Schitour Hintere Karlesspitze, 2.641 m

In der Umrahmung des Wörgetals bilden die Karlesspitzen die östliche Begrenzung und die Hintere Karlesspitze eignet sich sehr gut für eine kurze, schön gelegene Schitour. Die Gegenseite im Westen wartet mit einer sonnigen Frühjahrstour auf den Wetterkreuzkogel auf, die mit der Überschreitung zum Großen Windeck einen Hauch von Wintergratbegehung erleben läßt.

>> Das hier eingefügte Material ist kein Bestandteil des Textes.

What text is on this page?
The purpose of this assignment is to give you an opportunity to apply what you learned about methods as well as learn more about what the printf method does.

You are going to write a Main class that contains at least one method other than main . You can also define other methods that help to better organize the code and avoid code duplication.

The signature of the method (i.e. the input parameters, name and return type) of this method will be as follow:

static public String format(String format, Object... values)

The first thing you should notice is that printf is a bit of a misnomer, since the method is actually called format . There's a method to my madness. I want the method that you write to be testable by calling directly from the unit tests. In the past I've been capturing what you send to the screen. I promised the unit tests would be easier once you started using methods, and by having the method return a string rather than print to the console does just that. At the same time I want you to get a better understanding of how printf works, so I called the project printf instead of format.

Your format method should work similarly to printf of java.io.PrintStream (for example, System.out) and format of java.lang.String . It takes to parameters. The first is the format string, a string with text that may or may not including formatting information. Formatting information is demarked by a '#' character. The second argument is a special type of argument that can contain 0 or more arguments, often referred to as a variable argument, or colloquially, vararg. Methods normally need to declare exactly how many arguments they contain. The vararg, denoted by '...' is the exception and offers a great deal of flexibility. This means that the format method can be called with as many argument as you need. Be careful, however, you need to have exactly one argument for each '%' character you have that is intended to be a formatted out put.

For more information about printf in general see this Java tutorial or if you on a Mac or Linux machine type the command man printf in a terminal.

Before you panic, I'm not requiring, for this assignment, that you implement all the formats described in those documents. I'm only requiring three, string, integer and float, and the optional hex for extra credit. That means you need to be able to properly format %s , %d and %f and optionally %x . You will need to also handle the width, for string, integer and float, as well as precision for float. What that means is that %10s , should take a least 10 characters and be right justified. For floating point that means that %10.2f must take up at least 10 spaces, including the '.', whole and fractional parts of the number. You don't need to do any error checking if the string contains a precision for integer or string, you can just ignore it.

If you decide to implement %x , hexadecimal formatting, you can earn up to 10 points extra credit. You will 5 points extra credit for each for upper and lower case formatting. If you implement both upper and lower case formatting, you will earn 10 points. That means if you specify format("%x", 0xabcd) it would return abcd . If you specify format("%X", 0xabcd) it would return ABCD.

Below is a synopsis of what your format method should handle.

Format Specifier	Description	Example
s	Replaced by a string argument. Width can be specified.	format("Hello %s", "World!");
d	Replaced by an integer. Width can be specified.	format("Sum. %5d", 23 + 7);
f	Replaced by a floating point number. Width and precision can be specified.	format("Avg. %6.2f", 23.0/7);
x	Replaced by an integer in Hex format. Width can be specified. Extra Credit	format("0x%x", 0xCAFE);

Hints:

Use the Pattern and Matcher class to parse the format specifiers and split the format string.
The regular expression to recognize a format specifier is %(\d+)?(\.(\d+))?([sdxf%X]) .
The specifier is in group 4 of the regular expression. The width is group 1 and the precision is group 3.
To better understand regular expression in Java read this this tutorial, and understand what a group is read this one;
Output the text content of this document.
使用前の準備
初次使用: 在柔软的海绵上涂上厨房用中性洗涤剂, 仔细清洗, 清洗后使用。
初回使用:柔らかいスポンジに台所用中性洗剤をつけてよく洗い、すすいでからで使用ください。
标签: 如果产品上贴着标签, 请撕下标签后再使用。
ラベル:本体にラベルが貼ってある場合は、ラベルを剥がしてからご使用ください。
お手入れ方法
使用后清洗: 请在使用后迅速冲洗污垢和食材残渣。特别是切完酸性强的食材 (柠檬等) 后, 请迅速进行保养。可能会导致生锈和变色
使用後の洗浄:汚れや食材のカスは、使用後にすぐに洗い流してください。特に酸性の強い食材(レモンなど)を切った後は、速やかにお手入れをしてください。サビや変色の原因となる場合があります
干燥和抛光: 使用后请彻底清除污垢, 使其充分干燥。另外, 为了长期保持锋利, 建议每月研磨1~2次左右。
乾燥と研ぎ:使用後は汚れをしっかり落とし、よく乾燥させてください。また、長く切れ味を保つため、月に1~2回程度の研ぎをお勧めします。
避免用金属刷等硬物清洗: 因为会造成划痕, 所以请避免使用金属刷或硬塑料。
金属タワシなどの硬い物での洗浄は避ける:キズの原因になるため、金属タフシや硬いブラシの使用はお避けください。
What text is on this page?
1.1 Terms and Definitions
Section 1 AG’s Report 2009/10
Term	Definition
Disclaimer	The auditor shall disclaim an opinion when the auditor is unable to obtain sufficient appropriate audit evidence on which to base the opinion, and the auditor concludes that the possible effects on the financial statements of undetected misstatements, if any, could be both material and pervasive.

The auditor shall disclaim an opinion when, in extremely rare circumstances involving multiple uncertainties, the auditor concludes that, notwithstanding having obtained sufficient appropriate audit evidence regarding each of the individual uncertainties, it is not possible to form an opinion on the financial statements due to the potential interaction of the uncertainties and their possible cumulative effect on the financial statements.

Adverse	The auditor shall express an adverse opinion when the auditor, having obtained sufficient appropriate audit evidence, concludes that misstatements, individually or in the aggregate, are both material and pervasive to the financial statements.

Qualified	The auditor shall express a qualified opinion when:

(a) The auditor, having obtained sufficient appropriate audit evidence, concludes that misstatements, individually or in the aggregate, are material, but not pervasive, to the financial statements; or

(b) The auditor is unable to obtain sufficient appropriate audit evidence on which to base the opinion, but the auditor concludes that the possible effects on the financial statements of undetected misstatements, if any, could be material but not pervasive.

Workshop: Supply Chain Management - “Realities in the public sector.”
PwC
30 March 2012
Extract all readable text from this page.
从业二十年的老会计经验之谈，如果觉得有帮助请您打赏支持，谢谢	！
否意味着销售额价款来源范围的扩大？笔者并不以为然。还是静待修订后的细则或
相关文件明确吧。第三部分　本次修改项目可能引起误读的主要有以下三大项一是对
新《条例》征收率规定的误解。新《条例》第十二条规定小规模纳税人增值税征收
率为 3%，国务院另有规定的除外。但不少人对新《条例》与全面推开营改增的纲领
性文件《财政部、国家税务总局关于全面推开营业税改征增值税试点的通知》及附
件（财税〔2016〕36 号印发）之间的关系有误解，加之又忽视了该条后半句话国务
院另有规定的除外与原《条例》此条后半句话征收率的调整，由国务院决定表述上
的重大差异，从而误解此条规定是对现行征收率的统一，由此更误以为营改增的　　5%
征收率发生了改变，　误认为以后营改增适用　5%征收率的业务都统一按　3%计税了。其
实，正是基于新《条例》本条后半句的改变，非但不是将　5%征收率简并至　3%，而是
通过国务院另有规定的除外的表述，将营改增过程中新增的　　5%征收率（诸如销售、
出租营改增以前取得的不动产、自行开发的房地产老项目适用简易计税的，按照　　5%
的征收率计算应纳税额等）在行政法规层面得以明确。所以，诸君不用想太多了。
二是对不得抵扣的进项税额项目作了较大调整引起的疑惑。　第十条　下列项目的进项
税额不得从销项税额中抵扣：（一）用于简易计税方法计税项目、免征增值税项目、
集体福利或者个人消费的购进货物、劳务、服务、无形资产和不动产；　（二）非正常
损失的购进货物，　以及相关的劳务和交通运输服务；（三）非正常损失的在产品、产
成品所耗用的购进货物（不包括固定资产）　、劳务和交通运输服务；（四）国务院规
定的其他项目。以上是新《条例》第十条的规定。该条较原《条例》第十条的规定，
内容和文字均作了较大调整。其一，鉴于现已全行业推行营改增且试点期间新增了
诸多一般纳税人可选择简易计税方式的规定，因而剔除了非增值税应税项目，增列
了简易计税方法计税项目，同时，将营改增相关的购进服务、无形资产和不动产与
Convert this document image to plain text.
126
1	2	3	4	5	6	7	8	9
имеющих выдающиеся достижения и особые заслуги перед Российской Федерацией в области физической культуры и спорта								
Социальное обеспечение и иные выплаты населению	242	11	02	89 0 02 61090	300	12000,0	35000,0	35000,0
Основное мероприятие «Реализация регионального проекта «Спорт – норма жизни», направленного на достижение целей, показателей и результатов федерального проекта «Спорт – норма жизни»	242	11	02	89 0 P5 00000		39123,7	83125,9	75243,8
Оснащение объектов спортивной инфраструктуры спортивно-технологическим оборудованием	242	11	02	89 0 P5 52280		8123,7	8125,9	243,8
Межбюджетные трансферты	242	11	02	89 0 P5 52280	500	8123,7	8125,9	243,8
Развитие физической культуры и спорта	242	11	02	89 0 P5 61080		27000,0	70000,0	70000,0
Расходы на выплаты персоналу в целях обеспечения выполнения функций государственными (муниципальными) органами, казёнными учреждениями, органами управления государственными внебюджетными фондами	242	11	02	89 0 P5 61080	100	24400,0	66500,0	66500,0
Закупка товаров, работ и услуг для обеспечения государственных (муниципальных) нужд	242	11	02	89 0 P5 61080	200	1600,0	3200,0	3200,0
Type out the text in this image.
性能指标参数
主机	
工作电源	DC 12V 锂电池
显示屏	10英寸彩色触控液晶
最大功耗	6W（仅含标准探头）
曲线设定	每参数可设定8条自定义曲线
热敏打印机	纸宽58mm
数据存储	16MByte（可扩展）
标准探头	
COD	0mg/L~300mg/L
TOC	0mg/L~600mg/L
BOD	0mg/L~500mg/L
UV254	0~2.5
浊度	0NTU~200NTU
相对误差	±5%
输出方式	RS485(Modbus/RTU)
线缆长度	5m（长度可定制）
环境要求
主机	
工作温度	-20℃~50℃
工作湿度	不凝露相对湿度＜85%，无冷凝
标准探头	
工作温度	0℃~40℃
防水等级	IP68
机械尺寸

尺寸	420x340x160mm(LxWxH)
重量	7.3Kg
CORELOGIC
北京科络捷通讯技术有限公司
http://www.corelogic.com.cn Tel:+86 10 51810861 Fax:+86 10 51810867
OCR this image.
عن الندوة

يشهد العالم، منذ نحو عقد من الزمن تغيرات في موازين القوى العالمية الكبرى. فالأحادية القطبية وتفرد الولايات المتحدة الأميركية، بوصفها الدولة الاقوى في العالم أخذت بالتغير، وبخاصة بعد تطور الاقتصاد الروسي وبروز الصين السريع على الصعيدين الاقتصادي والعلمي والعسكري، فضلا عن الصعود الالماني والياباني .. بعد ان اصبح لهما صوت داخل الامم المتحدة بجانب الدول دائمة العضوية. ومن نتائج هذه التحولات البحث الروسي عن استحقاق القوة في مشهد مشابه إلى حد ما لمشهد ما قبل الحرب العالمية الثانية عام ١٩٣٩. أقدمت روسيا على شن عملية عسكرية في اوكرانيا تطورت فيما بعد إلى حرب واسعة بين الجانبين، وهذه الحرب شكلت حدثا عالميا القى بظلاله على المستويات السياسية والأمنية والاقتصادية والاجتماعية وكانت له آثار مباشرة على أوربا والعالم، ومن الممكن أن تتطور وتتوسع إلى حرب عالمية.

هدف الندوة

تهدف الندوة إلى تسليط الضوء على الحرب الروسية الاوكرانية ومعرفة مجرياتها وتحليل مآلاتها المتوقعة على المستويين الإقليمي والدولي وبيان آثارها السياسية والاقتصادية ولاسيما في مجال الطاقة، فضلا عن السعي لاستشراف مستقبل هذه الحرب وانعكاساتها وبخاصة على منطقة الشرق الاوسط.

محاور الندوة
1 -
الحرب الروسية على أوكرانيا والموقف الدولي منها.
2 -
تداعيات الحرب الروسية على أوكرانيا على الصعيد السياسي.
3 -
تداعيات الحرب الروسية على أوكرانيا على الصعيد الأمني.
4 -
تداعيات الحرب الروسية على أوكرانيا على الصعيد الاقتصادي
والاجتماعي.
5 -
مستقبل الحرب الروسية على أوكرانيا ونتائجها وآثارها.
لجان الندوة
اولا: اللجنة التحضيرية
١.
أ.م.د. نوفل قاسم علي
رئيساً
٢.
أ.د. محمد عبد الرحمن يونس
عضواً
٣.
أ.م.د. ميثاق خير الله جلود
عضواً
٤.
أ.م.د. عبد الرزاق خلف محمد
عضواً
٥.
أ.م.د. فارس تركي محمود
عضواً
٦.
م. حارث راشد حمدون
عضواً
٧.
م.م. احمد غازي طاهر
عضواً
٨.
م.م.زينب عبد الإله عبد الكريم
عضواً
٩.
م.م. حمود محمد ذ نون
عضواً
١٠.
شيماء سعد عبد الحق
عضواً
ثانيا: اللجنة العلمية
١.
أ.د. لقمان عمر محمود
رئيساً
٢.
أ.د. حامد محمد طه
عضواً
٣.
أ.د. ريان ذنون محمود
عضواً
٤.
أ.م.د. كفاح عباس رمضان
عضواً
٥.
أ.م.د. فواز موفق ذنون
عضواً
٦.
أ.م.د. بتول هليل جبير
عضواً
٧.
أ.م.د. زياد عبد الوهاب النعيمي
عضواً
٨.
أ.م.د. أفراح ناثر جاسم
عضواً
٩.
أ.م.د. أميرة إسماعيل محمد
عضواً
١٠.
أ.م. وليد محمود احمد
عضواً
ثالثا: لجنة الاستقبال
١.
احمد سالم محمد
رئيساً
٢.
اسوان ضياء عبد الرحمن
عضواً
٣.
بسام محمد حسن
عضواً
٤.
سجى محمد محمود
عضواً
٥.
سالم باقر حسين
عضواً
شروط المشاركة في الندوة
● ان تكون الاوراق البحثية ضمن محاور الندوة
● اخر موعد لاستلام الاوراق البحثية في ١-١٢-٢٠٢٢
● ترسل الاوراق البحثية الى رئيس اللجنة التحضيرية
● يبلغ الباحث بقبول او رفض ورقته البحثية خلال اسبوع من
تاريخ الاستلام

Hintere Karlesspitze unter Föhnböen

Nach unergiebigen Schneefällen von Donnerstag auf Freitag wurde die Schitour auf die Hintere Karlesspitze rein willkürlich anhand des meisten Niederschlags ausgesucht, der auf lawinen.report im Großraum Innsbruck zu finden war.

Start am Parkplatz Marail

Seit Weihnachten konnte man die Tage mit Niederschlag an der Hand eines pensionsreifen Tischlers abzählen, weshalb in diesem mauen Winter zu modernen Hilfsmitteln der Wetteraufzeichnung gegriffen werden musste. Und die Vorbereitung machte sich bezahlt, die Schneelage sowie die Szenerie ließen dem in seiner Erwartung bereits zurückgestutzten Tourenfreund wenig Wünsche offen.

über ein aufsteilendes Waldstück zur verfallenen Oberen Issalm

Auf der anderen Seite muß auch eingeräumt werden, daß zwar hinsichtlich der Schneelage das zunehmend aride Klima in den Ostalpen düstere Aussichten erwarten läßt, im Gegenzug dafür aber heuer eigentlich jede Schitour von schönstem Sonnenschein geprägt war. In unserem Fall war, wie so oft in der derzeitigen Saison, der Föhn Garant für die Fernhaltung der Störung von Norden und großteils Sonne, obwohl zunehmende und weitgehende Bewölkung der Gipfel im Tagesverlauf prognostiziert wurde.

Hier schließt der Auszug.